2. Нельзя исключать, что действия против Павла — это только элемент более широкой операции. Известие о попытке вербовки такого «железного» (так в вербовочном письме) оперработника и его возможный досрочный отъезд, по мнению противника, создадут в резидентуре нервозную обстановку, вызовут у сотрудников психологический стресс. В этом случае сложится благоприятная ситуация для проведения основного мероприятия — подхода к кому-то из наших разведчиков, на кого противник, возможно, располагает материалами, дающими ему основание использовать их для давления и рассчитывать на положительный исход…

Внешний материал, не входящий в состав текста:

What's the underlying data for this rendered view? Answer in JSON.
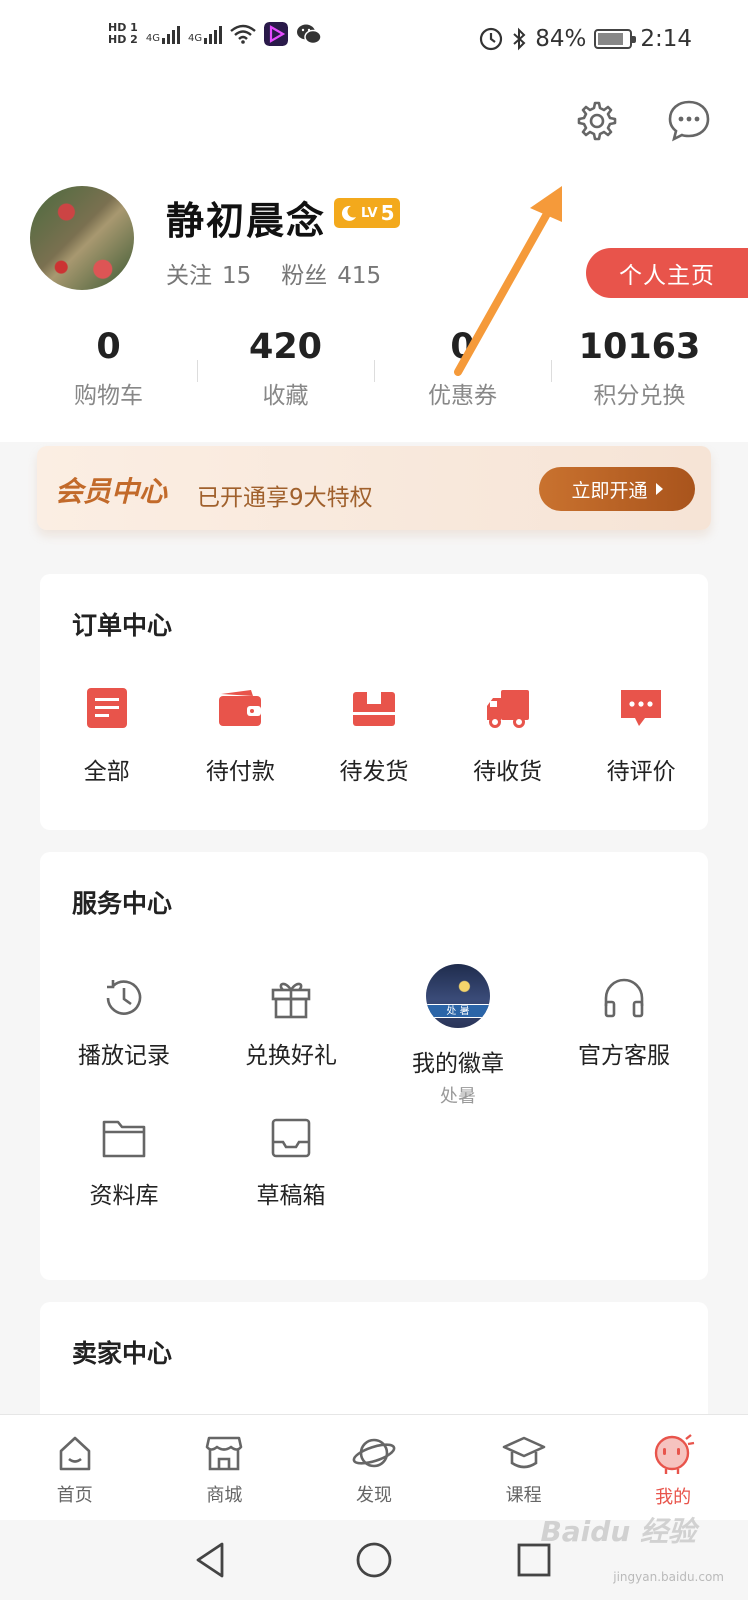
{
  "status_bar": {
    "hd1": "HD 1",
    "hd2": "HD 2",
    "net1": "4G",
    "net2": "4G",
    "battery_percent": "84%",
    "battery_level": 0.84,
    "time": "2:14"
  },
  "profile": {
    "username": "静初晨念",
    "level_prefix": "LV",
    "level_num": "5",
    "follow_label": "关注",
    "follow_count": "15",
    "fans_label": "粉丝",
    "fans_count": "415",
    "home_button": "个人主页"
  },
  "stats": [
    {
      "value": "0",
      "label": "购物车"
    },
    {
      "value": "420",
      "label": "收藏"
    },
    {
      "value": "0",
      "label": "优惠券"
    },
    {
      "value": "10163",
      "label": "积分兑换"
    }
  ],
  "vip": {
    "title": "会员中心",
    "subtitle": "已开通享9大特权",
    "button": "立即开通"
  },
  "orders": {
    "title": "订单中心",
    "items": [
      {
        "label": "全部",
        "icon": "list-icon"
      },
      {
        "label": "待付款",
        "icon": "wallet-icon"
      },
      {
        "label": "待发货",
        "icon": "box-icon"
      },
      {
        "label": "待收货",
        "icon": "truck-icon"
      },
      {
        "label": "待评价",
        "icon": "comment-icon"
      }
    ]
  },
  "services": {
    "title": "服务中心",
    "items": [
      {
        "label": "播放记录",
        "icon": "history-clock-icon"
      },
      {
        "label": "兑换好礼",
        "icon": "gift-icon"
      },
      {
        "label": "我的徽章",
        "sub": "处暑",
        "badge_text": "处 暑",
        "icon": "badge-icon"
      },
      {
        "label": "官方客服",
        "icon": "headset-icon"
      },
      {
        "label": "资料库",
        "icon": "folder-icon"
      },
      {
        "label": "草稿箱",
        "icon": "inbox-icon"
      }
    ]
  },
  "seller": {
    "title": "卖家中心"
  },
  "tabbar": {
    "items": [
      {
        "label": "首页",
        "icon": "home-icon"
      },
      {
        "label": "商城",
        "icon": "store-icon"
      },
      {
        "label": "发现",
        "icon": "planet-icon"
      },
      {
        "label": "课程",
        "icon": "graduation-cap-icon"
      },
      {
        "label": "我的",
        "icon": "mascot-icon",
        "active": true
      }
    ]
  },
  "watermark": {
    "text": "Baidu 经验",
    "sub": "jingyan.baidu.com"
  },
  "colors": {
    "accent": "#e8544b",
    "vip_brown": "#c26a2a",
    "arrow": "#f59a3a"
  }
}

Как я и предполагал, в картотеке не оказалось сведений на вербовщиков Павла. Собственно, другого трудно было ожидать. Ведь речь шла о действиях спецслужбы, которая серьезно относится к зашифровке и безопасности своих работников.
Текст набросанной мной шифротелеграммы резиденту в Мехико получился предельно кратким. В ней говорилось, что действия резидентуры по локализации провокации ЦРУ правильны.
Контакты Павла с агентурой рекомендовалось временно прекратить и внимательно следить за складывающейся вокруг него обстановкой. Высказывалась просьба прислать почтой подробный отчет о планировавшейся встрече с американцем и о характере отношений с Псом в течение последних двух лет. Сообщалось, что по учетам Центра один из вербовщиков не проходит, а второго без дополнительных данных проверить нельзя.
Должен заметить, что ни в те дни, ни при обсуждении этой операции в последующем даже не возникало мысли, что в основе переманивания Павла могло лежать стремление ЦРУ заполучить подробности о визитах Освальда в наше и кубинское посольства в сентябре 1963 года. Хотя именно интерес Пса к обстоятельствам этих посещений и содержанию бесед утвердил нас во мнении, что его отношения с нами развиваются под контролем американской разведки.
Заместитель начальника Службы № 2, которому я докладывал проект телеграммы, подписал ее, не внеся никаких поправок. Затем, выслушав мои аналитические выкладки по поводу возникшей ситуации и задав по ходу два-три уточняющих вопроса, сказал:
— У Павла Антоновича осенью истекают четыре года. Если обстановка вокруг него будет нормальной, пусть дорабатывает. Дергать раньше времени не станем. Ну а вы составляйте план подготовки, поедете его менять. Собственно, готовиться вам нечего, работайте на направлении, а план просто нужен для утверждения, чтобы начать оформление в командировку. С руководством главка вопрос согласован. Если у вас вопросов нет, действуйте.
Забрав подписанную телеграмму, чтобы передать в шифровальную службу для отправки, я вышел из кабинета уже в новом качестве. В голове промелькнула мысль, что Рыба, превратившись в Пса, заодно превратила и меня в кандидата на новую миссию в Мексику. Не проведи люди ЦРУ этой операции, возможно, вновь я встретился бы с ними совсем в другой стране.
Недели через три диппочтой из Мехико поступили материалы по апрельской «вербовочной поклевке»: подлинник письма ЦРУ с вербовочным предложением, вложенный в обычный конверт. И подробный отчет об обстоятельствах встречи с американскими вербовщиками. Знакомство с документами я начал с чтения письма:
«Уважаемый П. П.!
Как Джон уже рассказал вам, я хотел бы встретиться с вами, чтобы обсудить серьезное деловое предложение. Думаю, что оно заинтересует вас.
Надеюсь, что вы не почувствуйте себя оскорбленным тем, что я обращаюсь к вам таким путем. Не думайте, что это неряшливый подход, основанный на ошибочной оценке положения. Наоборот, именно потому, что у нас есть полное основание уважать вас как весьма сильного и способного противника, я и имею полномочия сделать вам уникальное предложение.
Мне известно, что вы опытный оперативный работник и не нуждаетесь в посторонних советах, как себя вести. Хочу уверить вас, что вам нечего бояться от личной встречи со мной. Во-первых, у меня нет никаких материалов или других поводов к шантажу, угрозам и т. п. Никаких. В любом случае это было бы бесполезно. Во-вторых, и более важно, никто в Мексике не знает о том, что я обращаюсь к вам, за исключением Джона, моего коллеги (который и приехал со мной) и самого меня. Наша резидентура в Мексике считает, что вы железный человек, к которому любой подход был бы безнадежен. Насчет этой операции не было ни шифровок, ни переписки, ни разговоров — ничего. Все чисто.